There’s a debate among horror nerds that goes like this: “Blumhouse or A24?” If this is Greek to you, Blumhouse and A24 are entertainment production companies that both make notable horror films. I’ve always leaned a bit toward A24, to the point of making a list of their horror films and watching them when I can find them on streaming services. Since I generally don’t read about movies before watching them, I wasn’t sure what Climax was going to be. Distributed by A24, I figured it would be intelligent horror and it may have been. Honestly, it was a little difficult to tell. Nihilistic and non-scripted, it’s a movie with a very slight premise: a French dance troupe holds an after-practice party in which somebody spikes the sangria with LSD. The entire first half of the movie, practically, is dancers doing their stuff to an incessant techno-beat. I honestly don’t know why I kept with it.
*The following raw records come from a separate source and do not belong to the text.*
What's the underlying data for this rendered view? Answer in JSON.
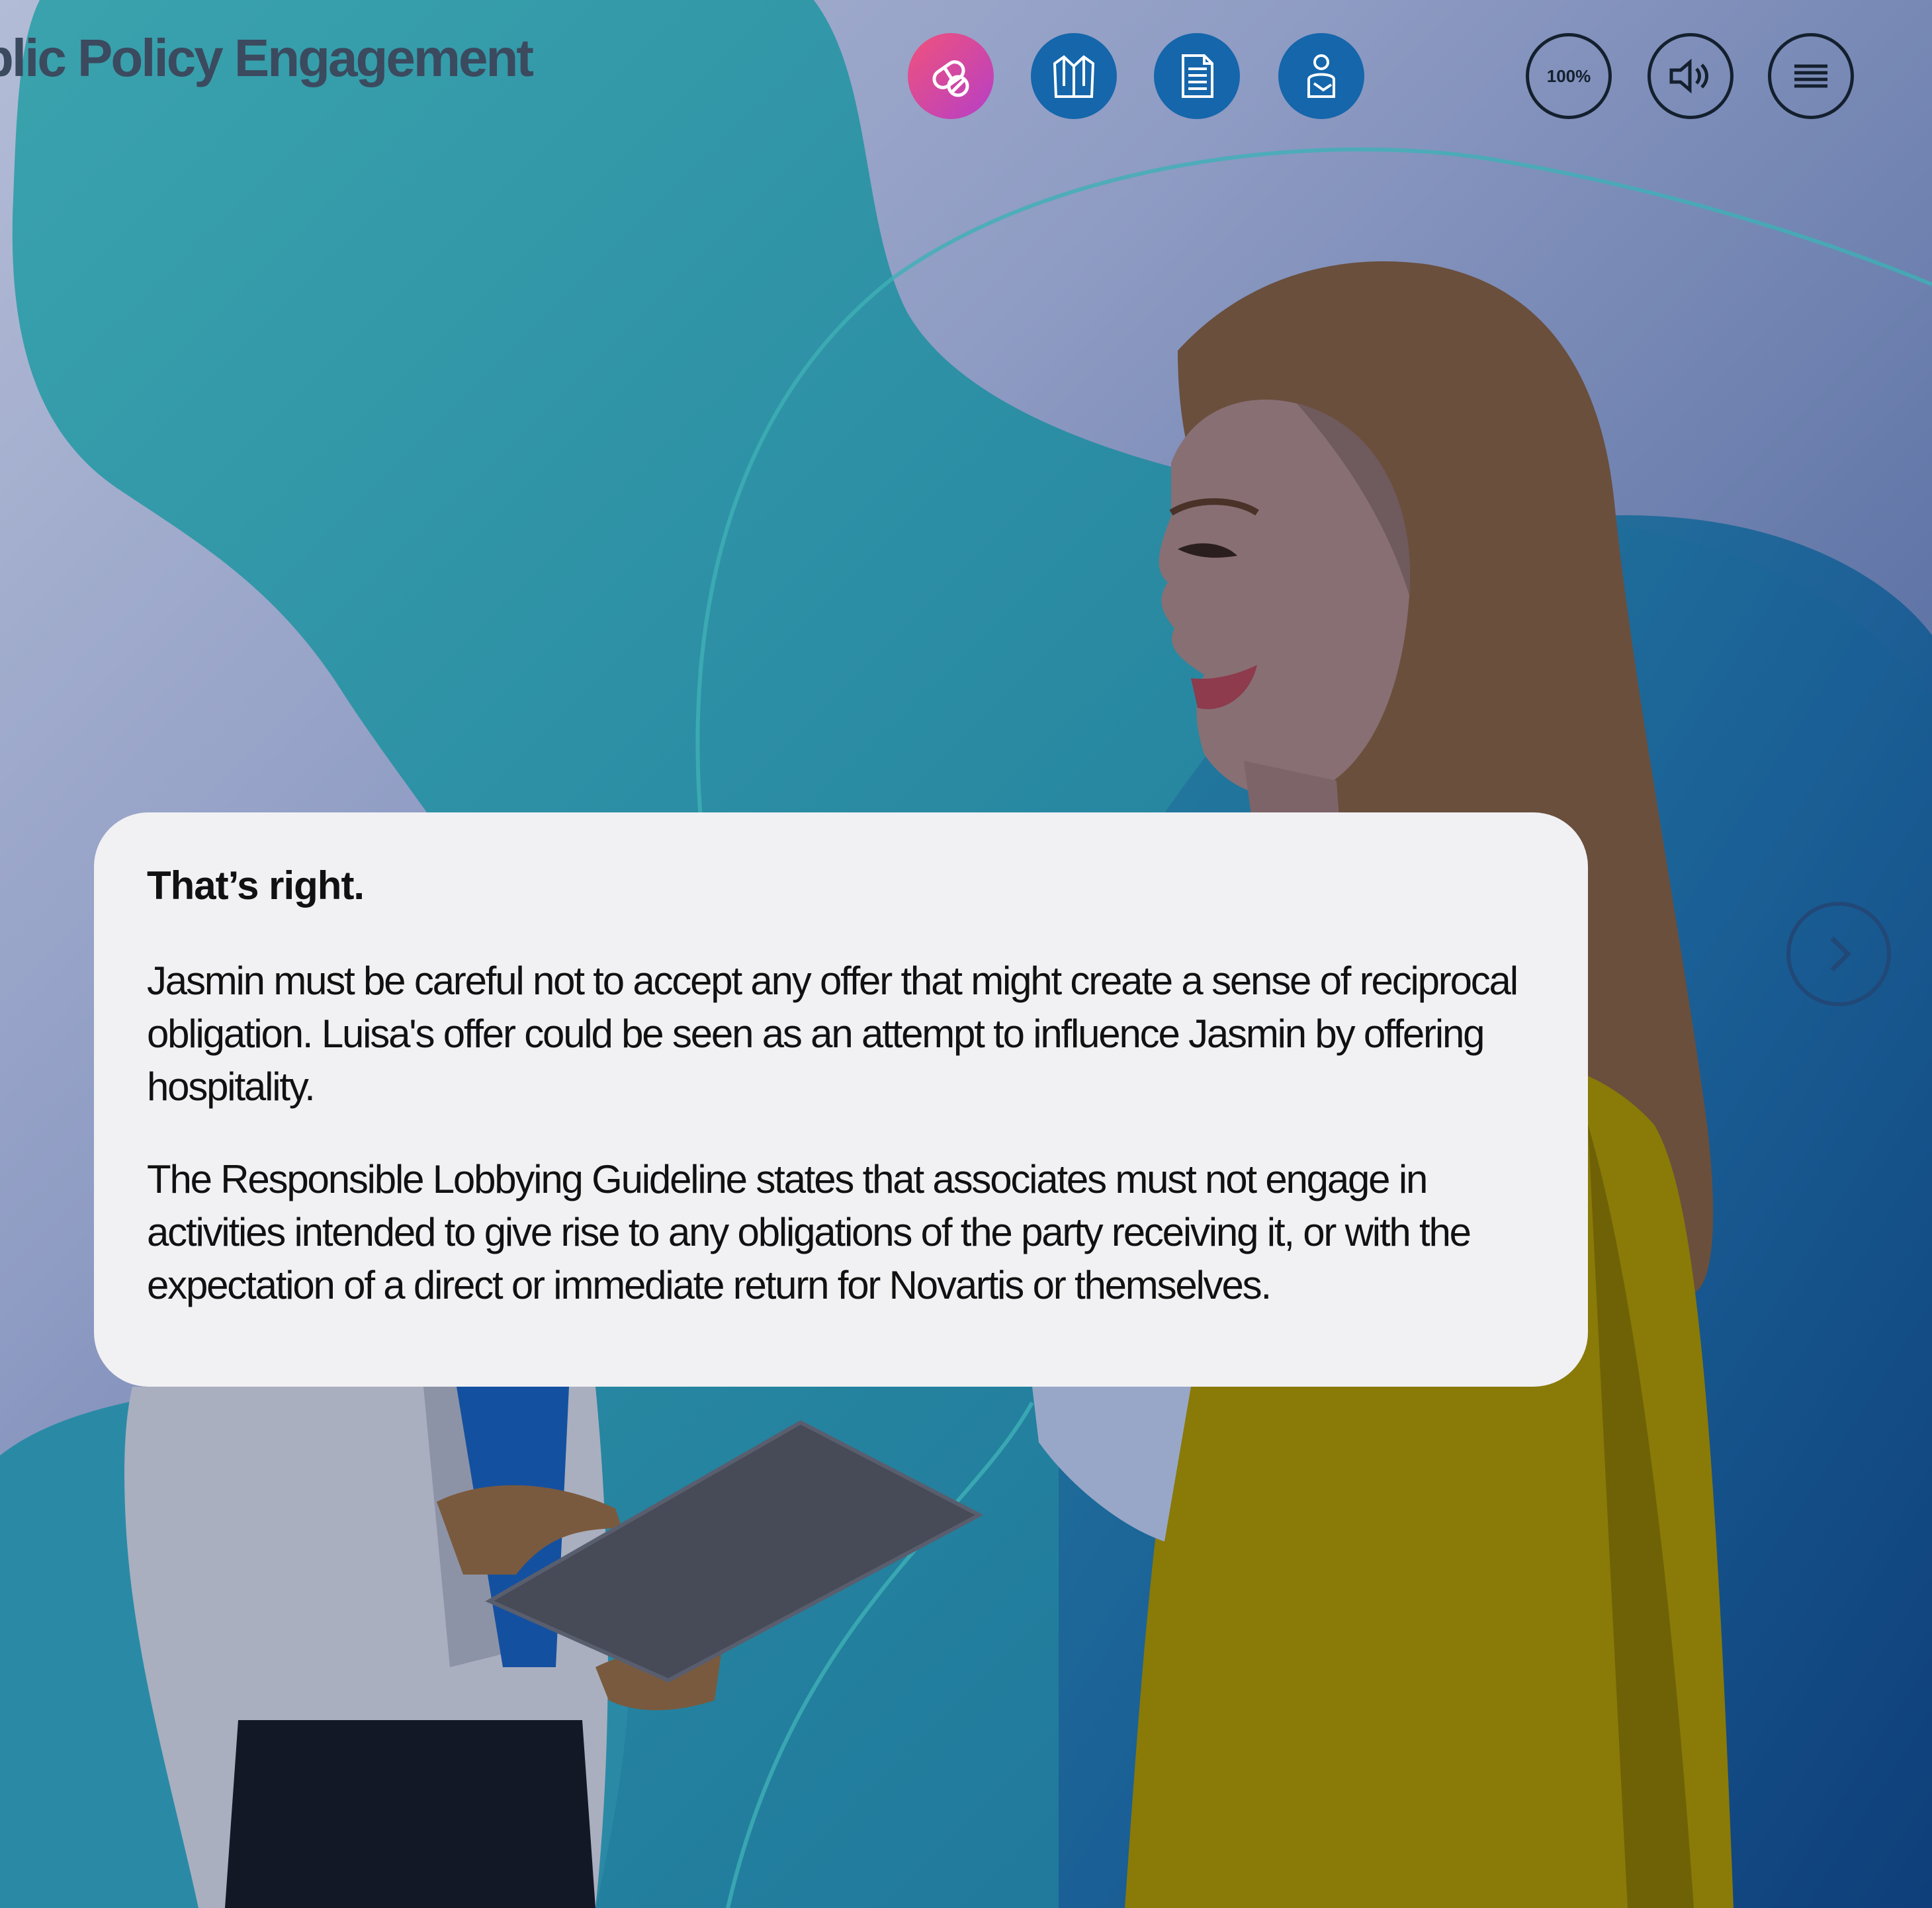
{
  "header": {
    "course_title": "blic Policy Engagement",
    "tools": [
      {
        "icon": "pills-icon",
        "color": "#d044b8"
      },
      {
        "icon": "lab-coat-icon",
        "color": "#1566ab"
      },
      {
        "icon": "document-icon",
        "color": "#1566ab"
      },
      {
        "icon": "patient-icon",
        "color": "#1566ab"
      }
    ],
    "zoom_label": "100%",
    "audio_icon": "speaker-icon",
    "menu_icon": "hamburger-menu-icon"
  },
  "feedback": {
    "heading": "That’s right.",
    "paragraph_1": "Jasmin must be careful not to accept any offer that might create a sense of reciprocal obligation. Luisa's offer could be seen as an attempt to influence Jasmin by offering hospitality.",
    "paragraph_2": "The Responsible Lobbying Guideline states that associates must not engage in activities intended to give rise to any obligations of the party receiving it, or with the expectation of a direct or immediate return for Novartis or themselves."
  },
  "navigation": {
    "next_icon": "chevron-right-icon"
  },
  "colors": {
    "teal_blob": "#2b8fa6",
    "dark_blob": "#1a5f96",
    "jacket_yellow": "#8a7a08",
    "icon_blue": "#1566ab",
    "icon_pink": "#d044b8",
    "card_background": "#f1f1f3"
  }
}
Since it’s unscripted, most of the young people talk about sex, and occasionally other topics. They begin to get paranoid when the acid kicks in, and throw one of the dancers out in dangerous winter conditions where he freezes to death. They think he spiked the drink. The troupe manager, also a suspect, has a young son that she locks into an electrical closet for protection, with predictable results. Since she also drank the sangria, the troupe supposes she must be innocent. A third non-drinker, who is pregnant, also gets accused. Meanwhile some dancers keep on dancing while others start to pair off, all of them but the pregnant one, tripping hard. In the end the police arrive and find dead or stoned dancers and really that’s about it.
How is this horror? Psychologically, mostly. There is a little body horror, but mostly it’s just viewers wondering what is going to happen. Which, it turns out, is not much. There are some religious references in the movie, which maybe offer a little depth, but really this is largely a filmed rave-like dance with a minimal storyline tossed in for good measure. Also, it’s in French, meaning subtitles are important for following whatever plot there is. Wikipedia leads me to believe Gaspar Noé, the “writer”-director is fond of making polarizing and controversial movies. There’s nothing surprising about young people being interested in music and sex, nor, for that matter alcohol and drugs. All of this is entirely conventional. It isn’t enough for me to lose faith in A24, but it does make me wonder what they were thinking.